– А с братцем вы великолепная пара сапог, – сказал он. – Сначала говорил, что ты на занятиях, а сегодня утром накричал на меня, что человек уже три недели валяется в больнице и никому до этого нет дела.

Моя скамеечка была занята юным тоненьким папой. Он сидел, вытянув далеко вперед джинсовые ноги, похожие на складную металлическую линейку, и, задумчиво пощипывая усики, казалось, безучастно смотрел на резвящегося растрепанного мальчугана. Мальчишка был просто прелесть, не больше двух лет, очень забавный. Увидев нас, он подбежал и, остановившись совсем близко, принялся разглядывать незнакомцев испуганно-веселыми глазами. Борис достал из сетки апельсин и протянул мальчугану.

– Нет, нет, спасибо! – встревоженно воскликнул папа, поднимаясь со скамейки. – Цитрусовые нам нельзя, диатез.

И вдруг стало понятно, что это очень хороший папа. Из тех, которые каторжники.

– Как зовут вашего сыночка? – спросила я, чтобы доставить ему удовольствие.
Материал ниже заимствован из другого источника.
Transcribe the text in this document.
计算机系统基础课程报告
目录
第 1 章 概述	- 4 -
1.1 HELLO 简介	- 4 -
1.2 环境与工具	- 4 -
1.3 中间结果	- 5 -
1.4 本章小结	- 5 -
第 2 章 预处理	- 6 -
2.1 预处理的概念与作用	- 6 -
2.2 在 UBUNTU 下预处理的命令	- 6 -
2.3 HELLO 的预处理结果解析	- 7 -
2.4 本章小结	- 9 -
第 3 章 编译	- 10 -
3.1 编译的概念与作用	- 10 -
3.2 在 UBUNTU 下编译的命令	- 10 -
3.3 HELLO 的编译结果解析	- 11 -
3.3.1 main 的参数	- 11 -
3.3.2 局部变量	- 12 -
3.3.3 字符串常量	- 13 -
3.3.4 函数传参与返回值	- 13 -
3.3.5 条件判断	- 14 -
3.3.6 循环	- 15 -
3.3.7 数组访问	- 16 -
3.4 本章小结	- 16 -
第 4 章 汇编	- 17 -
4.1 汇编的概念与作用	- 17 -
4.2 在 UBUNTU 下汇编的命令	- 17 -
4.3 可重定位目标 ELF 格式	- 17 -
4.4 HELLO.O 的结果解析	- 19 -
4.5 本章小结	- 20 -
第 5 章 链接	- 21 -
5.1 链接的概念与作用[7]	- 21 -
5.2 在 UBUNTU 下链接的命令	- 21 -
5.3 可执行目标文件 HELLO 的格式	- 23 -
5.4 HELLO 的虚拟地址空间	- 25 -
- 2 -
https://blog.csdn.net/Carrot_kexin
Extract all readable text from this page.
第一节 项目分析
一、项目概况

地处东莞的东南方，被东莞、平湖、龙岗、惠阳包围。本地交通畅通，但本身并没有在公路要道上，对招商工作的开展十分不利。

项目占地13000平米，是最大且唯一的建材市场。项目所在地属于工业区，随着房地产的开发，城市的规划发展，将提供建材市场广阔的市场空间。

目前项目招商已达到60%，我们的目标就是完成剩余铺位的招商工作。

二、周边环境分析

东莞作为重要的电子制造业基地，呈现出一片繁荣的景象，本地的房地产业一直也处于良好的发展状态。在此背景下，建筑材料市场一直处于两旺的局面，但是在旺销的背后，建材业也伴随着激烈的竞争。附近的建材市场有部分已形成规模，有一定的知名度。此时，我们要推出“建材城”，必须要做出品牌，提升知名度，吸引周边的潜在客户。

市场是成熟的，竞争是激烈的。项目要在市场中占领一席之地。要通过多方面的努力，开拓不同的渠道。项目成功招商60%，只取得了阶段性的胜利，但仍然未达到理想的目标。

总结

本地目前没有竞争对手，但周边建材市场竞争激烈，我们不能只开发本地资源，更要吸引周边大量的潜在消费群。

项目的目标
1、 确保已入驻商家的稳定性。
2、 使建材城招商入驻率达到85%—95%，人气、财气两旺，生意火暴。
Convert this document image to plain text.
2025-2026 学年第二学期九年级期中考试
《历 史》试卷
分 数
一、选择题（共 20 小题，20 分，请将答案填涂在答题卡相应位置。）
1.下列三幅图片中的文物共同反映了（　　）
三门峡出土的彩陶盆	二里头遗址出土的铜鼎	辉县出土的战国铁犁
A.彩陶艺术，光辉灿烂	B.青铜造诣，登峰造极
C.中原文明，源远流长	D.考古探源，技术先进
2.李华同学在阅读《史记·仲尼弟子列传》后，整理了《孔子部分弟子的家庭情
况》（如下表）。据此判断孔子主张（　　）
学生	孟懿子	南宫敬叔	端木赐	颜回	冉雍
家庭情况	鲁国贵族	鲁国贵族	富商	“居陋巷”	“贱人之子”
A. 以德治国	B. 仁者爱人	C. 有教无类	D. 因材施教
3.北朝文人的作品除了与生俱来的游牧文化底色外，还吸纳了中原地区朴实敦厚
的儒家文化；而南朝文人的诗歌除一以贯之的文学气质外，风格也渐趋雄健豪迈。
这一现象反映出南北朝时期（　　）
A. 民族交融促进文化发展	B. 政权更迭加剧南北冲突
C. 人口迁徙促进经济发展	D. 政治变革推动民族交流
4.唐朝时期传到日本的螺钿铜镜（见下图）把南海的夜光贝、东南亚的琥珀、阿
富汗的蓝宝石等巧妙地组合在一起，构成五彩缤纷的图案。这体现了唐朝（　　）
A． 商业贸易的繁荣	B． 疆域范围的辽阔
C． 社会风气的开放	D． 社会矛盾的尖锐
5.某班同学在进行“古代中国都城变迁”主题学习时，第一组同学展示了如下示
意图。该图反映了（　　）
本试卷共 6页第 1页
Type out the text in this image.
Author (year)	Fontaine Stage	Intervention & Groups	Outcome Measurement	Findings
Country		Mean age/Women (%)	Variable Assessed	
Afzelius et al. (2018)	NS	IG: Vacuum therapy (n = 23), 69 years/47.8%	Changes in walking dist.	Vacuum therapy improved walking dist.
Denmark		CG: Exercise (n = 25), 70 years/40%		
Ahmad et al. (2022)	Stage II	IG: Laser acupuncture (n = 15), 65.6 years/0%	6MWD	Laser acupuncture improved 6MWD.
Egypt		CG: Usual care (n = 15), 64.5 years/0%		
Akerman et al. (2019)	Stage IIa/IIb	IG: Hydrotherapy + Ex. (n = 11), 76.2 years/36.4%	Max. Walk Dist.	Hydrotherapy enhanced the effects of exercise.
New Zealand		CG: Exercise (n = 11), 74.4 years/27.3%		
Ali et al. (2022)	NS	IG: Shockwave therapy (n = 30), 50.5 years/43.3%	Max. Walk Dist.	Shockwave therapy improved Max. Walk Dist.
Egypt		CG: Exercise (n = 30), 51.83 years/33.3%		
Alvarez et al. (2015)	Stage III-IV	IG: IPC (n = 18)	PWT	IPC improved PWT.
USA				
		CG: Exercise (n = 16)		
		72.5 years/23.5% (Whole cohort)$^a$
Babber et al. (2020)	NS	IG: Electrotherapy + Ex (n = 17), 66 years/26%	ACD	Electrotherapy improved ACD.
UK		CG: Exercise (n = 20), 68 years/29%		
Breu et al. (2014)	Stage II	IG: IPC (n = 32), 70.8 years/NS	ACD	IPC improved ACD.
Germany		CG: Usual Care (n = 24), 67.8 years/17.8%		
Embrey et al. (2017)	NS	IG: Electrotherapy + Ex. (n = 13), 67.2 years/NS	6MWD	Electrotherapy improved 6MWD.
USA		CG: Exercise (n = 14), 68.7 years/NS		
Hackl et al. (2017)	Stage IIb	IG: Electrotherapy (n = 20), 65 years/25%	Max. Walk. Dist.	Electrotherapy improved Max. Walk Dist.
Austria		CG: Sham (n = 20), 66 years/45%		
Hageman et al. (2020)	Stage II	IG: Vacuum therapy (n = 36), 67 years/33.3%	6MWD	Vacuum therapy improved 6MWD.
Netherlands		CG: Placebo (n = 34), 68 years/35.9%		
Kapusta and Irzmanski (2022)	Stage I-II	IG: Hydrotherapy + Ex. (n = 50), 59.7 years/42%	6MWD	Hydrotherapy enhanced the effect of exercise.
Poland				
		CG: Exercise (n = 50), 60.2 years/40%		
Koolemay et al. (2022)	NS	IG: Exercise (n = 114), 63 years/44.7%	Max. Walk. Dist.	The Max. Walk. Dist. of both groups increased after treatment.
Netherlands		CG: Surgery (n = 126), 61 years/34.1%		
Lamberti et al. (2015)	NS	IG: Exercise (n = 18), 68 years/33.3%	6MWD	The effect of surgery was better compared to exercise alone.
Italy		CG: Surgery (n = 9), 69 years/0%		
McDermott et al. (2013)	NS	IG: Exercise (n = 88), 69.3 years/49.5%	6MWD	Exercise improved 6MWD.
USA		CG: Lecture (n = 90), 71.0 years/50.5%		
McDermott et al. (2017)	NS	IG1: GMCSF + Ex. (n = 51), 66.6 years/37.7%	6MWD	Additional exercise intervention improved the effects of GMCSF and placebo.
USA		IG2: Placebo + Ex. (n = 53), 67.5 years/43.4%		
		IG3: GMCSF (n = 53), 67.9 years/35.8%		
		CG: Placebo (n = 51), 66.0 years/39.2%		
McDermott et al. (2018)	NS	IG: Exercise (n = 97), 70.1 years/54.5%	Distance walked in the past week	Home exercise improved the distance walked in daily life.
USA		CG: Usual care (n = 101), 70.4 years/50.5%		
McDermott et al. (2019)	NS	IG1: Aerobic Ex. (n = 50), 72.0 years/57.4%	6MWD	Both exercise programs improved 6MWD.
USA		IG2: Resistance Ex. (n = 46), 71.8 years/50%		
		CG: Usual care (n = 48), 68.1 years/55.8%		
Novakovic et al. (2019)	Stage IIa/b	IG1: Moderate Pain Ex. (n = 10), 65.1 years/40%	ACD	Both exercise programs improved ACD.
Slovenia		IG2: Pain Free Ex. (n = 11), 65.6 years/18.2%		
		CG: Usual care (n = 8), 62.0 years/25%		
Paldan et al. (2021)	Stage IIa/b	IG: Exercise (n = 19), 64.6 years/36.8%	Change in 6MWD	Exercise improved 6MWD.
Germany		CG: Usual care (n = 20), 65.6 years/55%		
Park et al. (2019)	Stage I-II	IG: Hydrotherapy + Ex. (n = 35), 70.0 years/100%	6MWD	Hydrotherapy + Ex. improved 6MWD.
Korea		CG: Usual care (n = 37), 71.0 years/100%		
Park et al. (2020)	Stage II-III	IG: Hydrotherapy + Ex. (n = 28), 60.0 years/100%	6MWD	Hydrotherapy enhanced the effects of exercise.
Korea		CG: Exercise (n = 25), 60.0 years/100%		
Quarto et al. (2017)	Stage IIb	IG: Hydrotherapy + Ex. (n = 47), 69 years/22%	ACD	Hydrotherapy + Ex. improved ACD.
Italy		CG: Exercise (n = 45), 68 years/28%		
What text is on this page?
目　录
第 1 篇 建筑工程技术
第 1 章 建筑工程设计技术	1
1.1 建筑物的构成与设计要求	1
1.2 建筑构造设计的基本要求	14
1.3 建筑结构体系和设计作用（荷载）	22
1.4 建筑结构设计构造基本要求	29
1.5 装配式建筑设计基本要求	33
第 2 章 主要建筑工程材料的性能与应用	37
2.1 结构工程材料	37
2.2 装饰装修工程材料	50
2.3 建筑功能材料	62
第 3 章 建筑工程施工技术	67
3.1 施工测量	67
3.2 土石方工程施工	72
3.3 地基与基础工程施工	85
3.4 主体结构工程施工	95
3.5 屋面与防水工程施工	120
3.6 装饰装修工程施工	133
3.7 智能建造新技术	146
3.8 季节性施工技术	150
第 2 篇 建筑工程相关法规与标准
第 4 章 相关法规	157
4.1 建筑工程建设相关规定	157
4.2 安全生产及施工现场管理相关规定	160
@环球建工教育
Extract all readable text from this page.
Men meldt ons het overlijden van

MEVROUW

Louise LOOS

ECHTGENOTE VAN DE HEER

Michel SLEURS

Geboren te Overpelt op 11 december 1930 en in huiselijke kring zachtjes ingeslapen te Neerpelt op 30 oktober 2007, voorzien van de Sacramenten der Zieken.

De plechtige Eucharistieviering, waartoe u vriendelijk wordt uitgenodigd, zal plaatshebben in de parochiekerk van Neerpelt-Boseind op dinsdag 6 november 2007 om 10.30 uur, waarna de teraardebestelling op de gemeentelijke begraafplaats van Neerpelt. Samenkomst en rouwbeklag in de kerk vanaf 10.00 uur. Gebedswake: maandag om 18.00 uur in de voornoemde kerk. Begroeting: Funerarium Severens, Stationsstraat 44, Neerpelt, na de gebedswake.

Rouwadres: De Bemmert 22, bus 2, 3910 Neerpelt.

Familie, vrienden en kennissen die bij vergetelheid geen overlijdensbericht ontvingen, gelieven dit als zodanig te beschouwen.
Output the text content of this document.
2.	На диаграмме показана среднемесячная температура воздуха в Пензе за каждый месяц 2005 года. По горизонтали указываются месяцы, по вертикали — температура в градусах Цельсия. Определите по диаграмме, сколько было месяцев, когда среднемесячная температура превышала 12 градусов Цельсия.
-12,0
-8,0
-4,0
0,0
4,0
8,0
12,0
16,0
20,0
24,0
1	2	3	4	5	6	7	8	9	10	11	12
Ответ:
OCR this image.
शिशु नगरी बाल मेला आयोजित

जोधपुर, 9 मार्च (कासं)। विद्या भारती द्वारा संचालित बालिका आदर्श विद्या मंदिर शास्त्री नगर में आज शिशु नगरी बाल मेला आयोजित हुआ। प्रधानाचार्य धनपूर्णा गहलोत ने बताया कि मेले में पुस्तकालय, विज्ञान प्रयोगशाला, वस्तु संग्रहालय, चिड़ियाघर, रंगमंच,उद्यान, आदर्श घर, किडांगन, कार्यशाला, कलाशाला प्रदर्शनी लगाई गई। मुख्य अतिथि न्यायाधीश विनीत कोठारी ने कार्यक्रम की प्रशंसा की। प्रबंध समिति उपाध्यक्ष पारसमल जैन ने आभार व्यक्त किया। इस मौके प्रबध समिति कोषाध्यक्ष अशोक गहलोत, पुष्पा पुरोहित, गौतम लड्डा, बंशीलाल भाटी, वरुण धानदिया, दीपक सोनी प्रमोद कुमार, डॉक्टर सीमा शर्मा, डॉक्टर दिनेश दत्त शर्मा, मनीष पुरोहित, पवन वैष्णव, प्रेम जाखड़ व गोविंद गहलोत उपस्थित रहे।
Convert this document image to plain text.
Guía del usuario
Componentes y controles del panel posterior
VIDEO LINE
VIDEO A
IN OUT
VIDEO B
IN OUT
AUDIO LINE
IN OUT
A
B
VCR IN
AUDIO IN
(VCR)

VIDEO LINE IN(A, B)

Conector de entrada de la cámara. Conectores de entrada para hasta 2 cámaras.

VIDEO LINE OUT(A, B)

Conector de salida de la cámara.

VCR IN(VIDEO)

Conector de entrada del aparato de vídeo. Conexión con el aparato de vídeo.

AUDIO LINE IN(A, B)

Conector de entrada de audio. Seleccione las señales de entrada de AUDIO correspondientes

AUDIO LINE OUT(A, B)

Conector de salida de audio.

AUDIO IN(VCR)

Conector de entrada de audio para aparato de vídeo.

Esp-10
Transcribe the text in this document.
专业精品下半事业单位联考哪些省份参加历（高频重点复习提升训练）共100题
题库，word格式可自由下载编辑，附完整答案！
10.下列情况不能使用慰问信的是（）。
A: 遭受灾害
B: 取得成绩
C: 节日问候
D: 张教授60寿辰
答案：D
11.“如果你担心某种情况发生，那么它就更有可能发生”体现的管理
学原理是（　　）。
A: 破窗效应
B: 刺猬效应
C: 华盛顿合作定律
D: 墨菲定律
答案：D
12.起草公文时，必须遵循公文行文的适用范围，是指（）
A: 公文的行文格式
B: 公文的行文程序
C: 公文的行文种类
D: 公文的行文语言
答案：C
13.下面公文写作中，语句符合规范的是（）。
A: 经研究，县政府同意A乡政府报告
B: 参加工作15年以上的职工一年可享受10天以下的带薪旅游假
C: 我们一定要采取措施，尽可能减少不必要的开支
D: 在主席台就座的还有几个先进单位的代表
– Георгий, – горделиво ответил он, и это звучало как «Гьёрги». – Гогия, – пояснил он, и это у него получалось как «Гогья».

Они пошли к забору, туда, где был лаз, и я глядела им вслед и улыбалась.

– Гулять сюда приходят, – сказал Борис. – Такой замечательный парк!

– Они грузины, – продолжая радостно улыбаться, сказала я. – Ты понял? Они грузины. Мне так приятно!

– Если б я знал, что это тебе так приятно, я бы сегодня в справочном узнал, сколько грузин проживает в нашем городе. – Он недоуменно взглянул на меня.

– Ты ничего не понимаешь! – сказала я. – Ничего. Ты зачем сюда пришел – проведать меня? Ну, тогда давай поговорим.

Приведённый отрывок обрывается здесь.